Last week, for her photos of representations of death row prisoners’ last meals, Helen Grace Ventura Thompson won a Sony Photography Award in the Still Life category.

Last year, I listed a swathe of projects that photographed similar representations.

© Helen Grace Ventura Thompson

Despite these numerous projects, execution is still an invisible act. Perhaps rightly so – it is very gory. But it is gory paid for by tax dollars. The many projects focusing on last meals are reflex actions to this invisibility.

Sometimes the most interesting discussions can arise from the most left-field of questions. In that spirit: We can learn the last words of the executed, but what if we saw a last photo?

A Guardian gallery explains Thompson’s work, “The idea behind the project was to juxtapose the morbid context surrounding the meal with the relative mundanity of the food itself.”

The dissonance between morbid and mundane may jolt people. I hope that a jolt may kickstart conversations, because without a debate to follow then Thompson’s images and those like them are little more than studio experiments.

Food unites us all so we should be compelled by these images, one would think. What would you choose to eat before being fried or poisoned? Yet, for me, food photography is so ubiquitous it’s boring – I’m as uninterested by commercial gigs with painted food-props as I am by Instagram shots of my friend’s friend’s appetizer.

I also feel a little uncomfortable with the reverence laid over the photos of last meals, especially in light of the ultimate act of violence unleashed shortly after that last bite. Prisoners I have spoken to always talk about the inescapable noise of prisons. Photography is a quiet medium and these photographs are quieter than most.

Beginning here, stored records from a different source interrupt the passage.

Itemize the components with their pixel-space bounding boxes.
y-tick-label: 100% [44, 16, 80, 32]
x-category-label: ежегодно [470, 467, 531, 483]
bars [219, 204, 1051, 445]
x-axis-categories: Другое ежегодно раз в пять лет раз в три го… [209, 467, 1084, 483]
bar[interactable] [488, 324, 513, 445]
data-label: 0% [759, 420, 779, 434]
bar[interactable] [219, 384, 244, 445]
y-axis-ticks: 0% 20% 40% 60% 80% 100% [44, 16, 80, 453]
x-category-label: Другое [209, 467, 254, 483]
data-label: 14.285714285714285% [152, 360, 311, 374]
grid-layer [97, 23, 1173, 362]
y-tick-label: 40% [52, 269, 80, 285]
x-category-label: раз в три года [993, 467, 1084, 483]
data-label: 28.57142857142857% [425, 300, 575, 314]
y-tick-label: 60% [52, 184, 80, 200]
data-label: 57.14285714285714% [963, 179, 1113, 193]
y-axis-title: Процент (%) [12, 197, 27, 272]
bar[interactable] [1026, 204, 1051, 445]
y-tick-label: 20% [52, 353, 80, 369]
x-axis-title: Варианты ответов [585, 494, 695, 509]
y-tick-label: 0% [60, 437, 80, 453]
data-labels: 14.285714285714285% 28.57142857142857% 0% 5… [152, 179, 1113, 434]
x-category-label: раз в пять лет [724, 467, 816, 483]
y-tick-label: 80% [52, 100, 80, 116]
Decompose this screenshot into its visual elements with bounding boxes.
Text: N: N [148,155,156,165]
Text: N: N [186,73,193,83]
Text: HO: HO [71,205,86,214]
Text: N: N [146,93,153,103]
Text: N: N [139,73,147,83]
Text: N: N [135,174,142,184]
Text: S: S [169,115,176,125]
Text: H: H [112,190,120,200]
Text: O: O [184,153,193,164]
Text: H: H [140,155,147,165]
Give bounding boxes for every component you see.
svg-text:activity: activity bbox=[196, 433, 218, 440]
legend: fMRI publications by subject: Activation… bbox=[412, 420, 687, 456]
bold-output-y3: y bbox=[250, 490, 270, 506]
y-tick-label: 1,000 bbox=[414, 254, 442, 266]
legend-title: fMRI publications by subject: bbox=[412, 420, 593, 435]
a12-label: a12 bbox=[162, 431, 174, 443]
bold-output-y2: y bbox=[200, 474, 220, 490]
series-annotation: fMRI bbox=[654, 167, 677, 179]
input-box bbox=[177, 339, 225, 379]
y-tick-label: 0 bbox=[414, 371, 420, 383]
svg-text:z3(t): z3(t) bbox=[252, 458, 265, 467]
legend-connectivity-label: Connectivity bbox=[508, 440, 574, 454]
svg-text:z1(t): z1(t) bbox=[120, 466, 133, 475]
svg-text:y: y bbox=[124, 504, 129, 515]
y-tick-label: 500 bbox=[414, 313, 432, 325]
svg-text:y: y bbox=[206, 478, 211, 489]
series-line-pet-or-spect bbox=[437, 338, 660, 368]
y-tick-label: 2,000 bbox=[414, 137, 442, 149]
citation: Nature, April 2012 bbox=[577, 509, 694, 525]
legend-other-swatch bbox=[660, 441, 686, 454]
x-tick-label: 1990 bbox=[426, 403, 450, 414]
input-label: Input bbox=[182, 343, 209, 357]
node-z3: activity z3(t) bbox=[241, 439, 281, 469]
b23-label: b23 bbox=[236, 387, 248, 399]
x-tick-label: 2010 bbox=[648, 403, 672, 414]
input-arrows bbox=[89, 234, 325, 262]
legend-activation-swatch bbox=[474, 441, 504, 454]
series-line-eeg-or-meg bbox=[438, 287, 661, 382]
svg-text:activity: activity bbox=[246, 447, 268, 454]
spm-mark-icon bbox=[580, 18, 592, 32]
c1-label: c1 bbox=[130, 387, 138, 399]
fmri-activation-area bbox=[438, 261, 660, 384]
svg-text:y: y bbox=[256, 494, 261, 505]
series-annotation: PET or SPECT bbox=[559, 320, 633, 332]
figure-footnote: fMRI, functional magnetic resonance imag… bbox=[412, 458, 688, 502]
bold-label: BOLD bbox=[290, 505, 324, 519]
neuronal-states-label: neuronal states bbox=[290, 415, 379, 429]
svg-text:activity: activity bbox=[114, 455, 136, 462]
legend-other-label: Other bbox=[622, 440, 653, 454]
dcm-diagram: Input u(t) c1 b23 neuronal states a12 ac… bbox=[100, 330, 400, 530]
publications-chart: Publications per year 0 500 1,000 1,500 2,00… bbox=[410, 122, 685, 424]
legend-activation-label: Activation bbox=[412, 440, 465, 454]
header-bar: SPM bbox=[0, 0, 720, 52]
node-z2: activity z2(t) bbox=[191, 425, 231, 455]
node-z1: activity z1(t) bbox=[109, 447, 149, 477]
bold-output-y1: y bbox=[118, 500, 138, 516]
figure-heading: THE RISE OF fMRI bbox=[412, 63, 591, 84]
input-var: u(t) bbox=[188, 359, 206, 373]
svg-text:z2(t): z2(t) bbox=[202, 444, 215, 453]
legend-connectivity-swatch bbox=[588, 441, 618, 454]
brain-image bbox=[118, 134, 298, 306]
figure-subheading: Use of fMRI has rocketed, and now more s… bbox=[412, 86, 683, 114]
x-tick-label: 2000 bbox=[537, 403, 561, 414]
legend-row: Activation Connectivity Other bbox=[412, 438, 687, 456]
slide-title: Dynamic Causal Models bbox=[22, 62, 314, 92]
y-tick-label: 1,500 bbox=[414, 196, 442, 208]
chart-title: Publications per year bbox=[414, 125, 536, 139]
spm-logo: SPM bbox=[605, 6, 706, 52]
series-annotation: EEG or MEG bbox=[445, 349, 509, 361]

I accept that Thompson’s job wasn’t to meet my unorthodox wandering thoughts, but I feel short-changed by her images. I wonder who makes the meals that Thompson references? And where do they get eaten? We’ve seen photographs of electrocution and gas chambers; bullet-ridden firing squad chairs; video tours of death houses; portraits of condemned men; and a photograph of a stainless steel table at which a last meal is eaten, but never see a photo of someone actually chowing down their last meal. Does anyone sit down with them?

Thompson’s style mimics fine art painted still lives and as such the reality, the noise, and the act of eating (or in some cases, a prisoner’s choice not to eat) are lost. Time is lost. Scott Langley has done the best job of reinserting time into a body of images documenting the most final of events.

Would a photographer following the acts (and meal) of a condemned man or woman be as distasteful as people witnessing his or her death from behind mirrored glass? If so, what’s the alternatives? Could we imagine allowing a condemned man or woman – with a disposable camera – to document his or her own murder, should they choose to? We see images of, and by, dead people all the time. The environment for executions is so controlled and sanitised they’d be quite boring pictures … until the subject turned the camera on him or herself. That’d be dripping with emotion; that shot would have a time stamp. That type of shot falls the other end of the scale to Thompson’s distantly crafted images.

Think about it. The media formula for executions is to report the last meal, the last words, the last breath and the last body spasms. Wouldn’t you be far more interested in seeing the last image? An image made by a person who knew they were about to die? Isn’t that the shot that no one else could ever get?